Only I-concepts quarrel,
For whoever knows what 'he' is
There can be no 'other'
Either to 'love' or to 'hate'.
People imagine that they must transform themselves, perfect themselves, become something else called a saint or a sage.
This is surely a great error and even greater nonsense. What is so thinking, is 'himself' only a phenomenon in a dream or a character in a drama, or a manifestation subject to conditioning called 'karma'.
These must carry on their dreamed part, play out their role in the drama, suffer their 'karma', in the seriality of 'time' to the end. The 'ego' they think that they wish to destroy, and which torments them and holds them in imaginary 'bondage', is an inevitable and necessary part of their dream personality, of their 'part', of their 'karma', and they could not appear to exist without it.

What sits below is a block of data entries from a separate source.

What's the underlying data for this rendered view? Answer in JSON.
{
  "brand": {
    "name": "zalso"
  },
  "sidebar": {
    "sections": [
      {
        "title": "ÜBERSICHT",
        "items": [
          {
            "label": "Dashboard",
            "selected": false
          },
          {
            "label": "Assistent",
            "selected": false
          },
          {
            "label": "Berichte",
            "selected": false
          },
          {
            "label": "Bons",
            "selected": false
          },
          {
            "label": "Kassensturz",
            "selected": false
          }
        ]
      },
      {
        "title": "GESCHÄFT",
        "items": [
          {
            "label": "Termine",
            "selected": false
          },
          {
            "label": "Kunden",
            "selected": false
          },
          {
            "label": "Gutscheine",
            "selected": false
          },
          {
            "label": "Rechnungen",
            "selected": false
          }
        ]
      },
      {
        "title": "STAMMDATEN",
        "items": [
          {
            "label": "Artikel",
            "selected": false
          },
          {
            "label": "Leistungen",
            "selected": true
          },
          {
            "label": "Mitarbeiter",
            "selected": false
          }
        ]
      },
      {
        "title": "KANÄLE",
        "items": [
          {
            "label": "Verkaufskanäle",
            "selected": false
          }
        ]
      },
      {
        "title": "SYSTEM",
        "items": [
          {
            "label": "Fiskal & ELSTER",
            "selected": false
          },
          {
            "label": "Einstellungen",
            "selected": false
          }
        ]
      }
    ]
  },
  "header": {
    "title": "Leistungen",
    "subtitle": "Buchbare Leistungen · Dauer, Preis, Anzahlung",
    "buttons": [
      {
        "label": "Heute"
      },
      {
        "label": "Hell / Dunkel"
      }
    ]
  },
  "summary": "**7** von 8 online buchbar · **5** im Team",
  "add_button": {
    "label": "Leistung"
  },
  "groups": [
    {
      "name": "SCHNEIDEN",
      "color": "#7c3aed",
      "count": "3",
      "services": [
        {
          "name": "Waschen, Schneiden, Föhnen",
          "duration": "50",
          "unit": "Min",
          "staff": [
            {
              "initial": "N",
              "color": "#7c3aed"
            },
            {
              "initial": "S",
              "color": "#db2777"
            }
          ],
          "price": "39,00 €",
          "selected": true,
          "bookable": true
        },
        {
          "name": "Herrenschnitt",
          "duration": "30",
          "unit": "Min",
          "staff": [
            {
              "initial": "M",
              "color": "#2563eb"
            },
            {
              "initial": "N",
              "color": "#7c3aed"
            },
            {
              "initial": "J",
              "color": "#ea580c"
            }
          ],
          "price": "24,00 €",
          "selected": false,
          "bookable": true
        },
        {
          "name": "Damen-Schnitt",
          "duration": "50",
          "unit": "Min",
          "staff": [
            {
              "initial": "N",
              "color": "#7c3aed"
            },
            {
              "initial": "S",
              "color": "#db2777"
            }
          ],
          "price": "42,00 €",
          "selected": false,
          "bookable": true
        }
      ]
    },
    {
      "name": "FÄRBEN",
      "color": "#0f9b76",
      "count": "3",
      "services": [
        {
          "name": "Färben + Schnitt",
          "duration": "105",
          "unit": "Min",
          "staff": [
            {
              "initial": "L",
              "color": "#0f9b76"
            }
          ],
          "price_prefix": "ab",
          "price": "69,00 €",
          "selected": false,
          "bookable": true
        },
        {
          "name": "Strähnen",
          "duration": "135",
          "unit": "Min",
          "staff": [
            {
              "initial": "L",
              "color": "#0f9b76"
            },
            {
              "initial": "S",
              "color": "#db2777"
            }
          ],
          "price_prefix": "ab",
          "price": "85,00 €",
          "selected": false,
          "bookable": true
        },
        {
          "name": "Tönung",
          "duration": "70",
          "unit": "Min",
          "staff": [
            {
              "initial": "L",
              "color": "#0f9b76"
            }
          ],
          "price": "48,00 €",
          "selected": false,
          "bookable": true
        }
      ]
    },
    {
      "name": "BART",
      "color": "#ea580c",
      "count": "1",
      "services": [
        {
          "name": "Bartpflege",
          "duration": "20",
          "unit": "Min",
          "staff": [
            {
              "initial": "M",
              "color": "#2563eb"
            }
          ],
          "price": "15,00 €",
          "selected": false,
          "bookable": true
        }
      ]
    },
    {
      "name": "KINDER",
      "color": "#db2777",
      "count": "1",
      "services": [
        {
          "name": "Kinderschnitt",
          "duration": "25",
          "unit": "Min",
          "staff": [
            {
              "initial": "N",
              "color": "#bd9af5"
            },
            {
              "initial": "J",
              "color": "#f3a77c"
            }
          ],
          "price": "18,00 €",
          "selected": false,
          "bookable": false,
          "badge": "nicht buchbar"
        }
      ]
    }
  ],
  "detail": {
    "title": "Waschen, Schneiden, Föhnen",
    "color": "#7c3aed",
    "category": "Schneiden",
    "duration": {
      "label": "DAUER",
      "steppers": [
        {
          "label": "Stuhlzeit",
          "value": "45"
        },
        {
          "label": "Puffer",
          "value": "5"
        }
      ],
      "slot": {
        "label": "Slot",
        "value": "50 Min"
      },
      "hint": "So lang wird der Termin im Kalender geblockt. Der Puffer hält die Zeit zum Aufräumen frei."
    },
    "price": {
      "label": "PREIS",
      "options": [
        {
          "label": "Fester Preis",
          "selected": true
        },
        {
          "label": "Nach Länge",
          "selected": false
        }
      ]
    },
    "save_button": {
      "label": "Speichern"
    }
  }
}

Its disappearance is a degree of de-phenomenalisation and is a result of awakening from the dream, never a means thereto. The means thereto is just understanding what they are, that what they are is not the appearance, dream-personage, role, karma-bound puppet.
How could they 'awaken' from the dream by 'perfecting' their pseudo-selves which are being dreamed, etc., or otherwise than by re-cognising their veritable 'identity' as the source of the dream, the drama, the phenomenal manifestation?
Note: An 'I' is only a concept which assumes all the impulses which appear in the guise of 'me's.
Whoever thinks as from, or on behalf of, an entity which he believes himself to be, the more so if he tries to work on himself, by, with, or for such an entity - which is only a concept in mind - has not yet begun to understand what it is all about.